2. November 2008 von Karsten Klug

Außerordentliche Kündigung wegen privater Internetnutzung während der Geschäftsführertätigkeit – Kein Wiederaufleben des ursprünglichen Arbeitsverhältnisses.
BAG, Urteil vom 5.6.2008 – 2 AZR 754/06

Der Kläger war bei der Beklagten zunächst als Angestellter tätig. Seit 1995 war der Kläger als Geschäftsführer der Beklagten tätig. Mit Schreiben vom 25.6.2004 widerrief die Beklagte die Bestellung des Klägers mit sofortiger Wirkung.
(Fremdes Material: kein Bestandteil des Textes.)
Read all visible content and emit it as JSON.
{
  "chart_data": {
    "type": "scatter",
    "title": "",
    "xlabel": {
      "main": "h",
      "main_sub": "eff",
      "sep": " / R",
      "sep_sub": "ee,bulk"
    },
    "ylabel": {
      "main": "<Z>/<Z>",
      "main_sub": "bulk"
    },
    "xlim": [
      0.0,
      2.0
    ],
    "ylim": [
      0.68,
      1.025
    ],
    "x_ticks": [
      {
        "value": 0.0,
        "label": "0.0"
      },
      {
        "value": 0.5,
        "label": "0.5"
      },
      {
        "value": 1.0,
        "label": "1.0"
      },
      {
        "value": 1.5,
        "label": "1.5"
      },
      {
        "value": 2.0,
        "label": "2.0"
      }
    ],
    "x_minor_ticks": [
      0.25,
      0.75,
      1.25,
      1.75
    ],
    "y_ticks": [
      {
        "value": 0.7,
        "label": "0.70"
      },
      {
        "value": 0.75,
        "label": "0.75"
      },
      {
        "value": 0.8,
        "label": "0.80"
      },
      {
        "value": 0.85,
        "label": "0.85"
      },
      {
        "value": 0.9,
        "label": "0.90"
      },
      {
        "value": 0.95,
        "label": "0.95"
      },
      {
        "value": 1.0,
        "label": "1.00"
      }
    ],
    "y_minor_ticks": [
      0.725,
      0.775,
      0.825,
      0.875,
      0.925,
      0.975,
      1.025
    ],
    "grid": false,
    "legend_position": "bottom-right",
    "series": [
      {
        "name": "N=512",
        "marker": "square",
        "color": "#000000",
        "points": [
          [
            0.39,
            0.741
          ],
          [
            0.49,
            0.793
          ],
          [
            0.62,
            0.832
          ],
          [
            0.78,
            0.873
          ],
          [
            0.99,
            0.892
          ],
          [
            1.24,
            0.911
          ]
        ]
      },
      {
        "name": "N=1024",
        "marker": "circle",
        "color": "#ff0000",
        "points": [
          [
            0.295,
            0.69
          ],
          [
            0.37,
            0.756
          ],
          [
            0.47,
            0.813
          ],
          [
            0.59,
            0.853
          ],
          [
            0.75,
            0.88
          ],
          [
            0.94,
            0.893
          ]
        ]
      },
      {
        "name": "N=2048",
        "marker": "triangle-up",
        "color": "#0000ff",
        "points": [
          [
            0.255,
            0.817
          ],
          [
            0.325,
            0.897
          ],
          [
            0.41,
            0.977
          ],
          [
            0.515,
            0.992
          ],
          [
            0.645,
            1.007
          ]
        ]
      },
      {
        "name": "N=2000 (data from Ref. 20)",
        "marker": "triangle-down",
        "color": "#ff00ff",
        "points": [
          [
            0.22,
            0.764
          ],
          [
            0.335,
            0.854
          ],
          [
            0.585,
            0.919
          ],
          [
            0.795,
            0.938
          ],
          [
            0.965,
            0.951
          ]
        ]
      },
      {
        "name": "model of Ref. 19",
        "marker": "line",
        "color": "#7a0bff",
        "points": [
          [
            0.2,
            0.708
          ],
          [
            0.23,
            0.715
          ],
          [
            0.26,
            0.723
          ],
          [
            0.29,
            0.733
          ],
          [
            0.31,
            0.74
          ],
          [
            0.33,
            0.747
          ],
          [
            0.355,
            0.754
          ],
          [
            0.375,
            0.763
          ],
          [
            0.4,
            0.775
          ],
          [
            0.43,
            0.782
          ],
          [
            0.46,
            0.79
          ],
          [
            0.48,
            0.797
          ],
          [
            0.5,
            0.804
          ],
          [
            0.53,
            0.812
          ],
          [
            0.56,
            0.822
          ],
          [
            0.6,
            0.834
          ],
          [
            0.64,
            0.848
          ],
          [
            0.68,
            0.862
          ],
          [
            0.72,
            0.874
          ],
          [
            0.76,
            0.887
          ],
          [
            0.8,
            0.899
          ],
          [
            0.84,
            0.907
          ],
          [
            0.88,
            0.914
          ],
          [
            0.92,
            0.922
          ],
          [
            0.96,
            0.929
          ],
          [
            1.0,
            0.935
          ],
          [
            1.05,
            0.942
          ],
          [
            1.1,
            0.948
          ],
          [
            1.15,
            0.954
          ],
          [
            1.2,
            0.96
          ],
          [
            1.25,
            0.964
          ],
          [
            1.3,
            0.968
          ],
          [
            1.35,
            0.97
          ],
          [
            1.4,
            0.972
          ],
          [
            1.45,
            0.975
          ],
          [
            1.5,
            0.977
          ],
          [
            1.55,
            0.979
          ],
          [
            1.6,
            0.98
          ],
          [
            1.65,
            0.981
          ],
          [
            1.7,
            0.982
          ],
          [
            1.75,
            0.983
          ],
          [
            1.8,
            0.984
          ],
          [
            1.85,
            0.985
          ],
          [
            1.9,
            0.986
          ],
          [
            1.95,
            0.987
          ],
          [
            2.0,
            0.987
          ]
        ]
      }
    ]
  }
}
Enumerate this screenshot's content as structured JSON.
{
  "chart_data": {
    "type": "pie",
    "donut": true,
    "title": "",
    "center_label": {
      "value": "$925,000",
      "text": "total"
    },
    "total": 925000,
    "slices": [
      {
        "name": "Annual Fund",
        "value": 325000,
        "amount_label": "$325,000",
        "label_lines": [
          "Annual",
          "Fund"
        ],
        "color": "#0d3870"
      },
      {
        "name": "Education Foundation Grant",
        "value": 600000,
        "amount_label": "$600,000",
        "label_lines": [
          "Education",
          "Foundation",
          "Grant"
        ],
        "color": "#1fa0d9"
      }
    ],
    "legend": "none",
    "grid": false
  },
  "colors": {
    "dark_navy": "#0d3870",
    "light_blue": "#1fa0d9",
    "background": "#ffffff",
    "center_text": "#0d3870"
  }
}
Mit einem von einem anderen Geschäftsführer der Beklagten unterzeichneten Schreiben vom 13.7.2004 kündigte die Beklagte das „Angestelltenverhältnis“ des Klägers fristlos, hilfsweise fristgerecht zum nächstmöglichen Zeitpunkt. Mit Schreiben vom 17.7.2004 wies der Kläger die Kündigung wegen fehlender Vollmacht zurück. Im Anschluss daran erklärte die Beklagte am 19.7.2004, 22.7.2004 und 7.9.2004 sowie am 2.3.2005 noch weitere vier fristlose Kündigungen , die die Beklagte vor allem auf die unbefugte private Internetnutzung des Klägers während seiner Dienstzeit als Geschäftsführer stützt.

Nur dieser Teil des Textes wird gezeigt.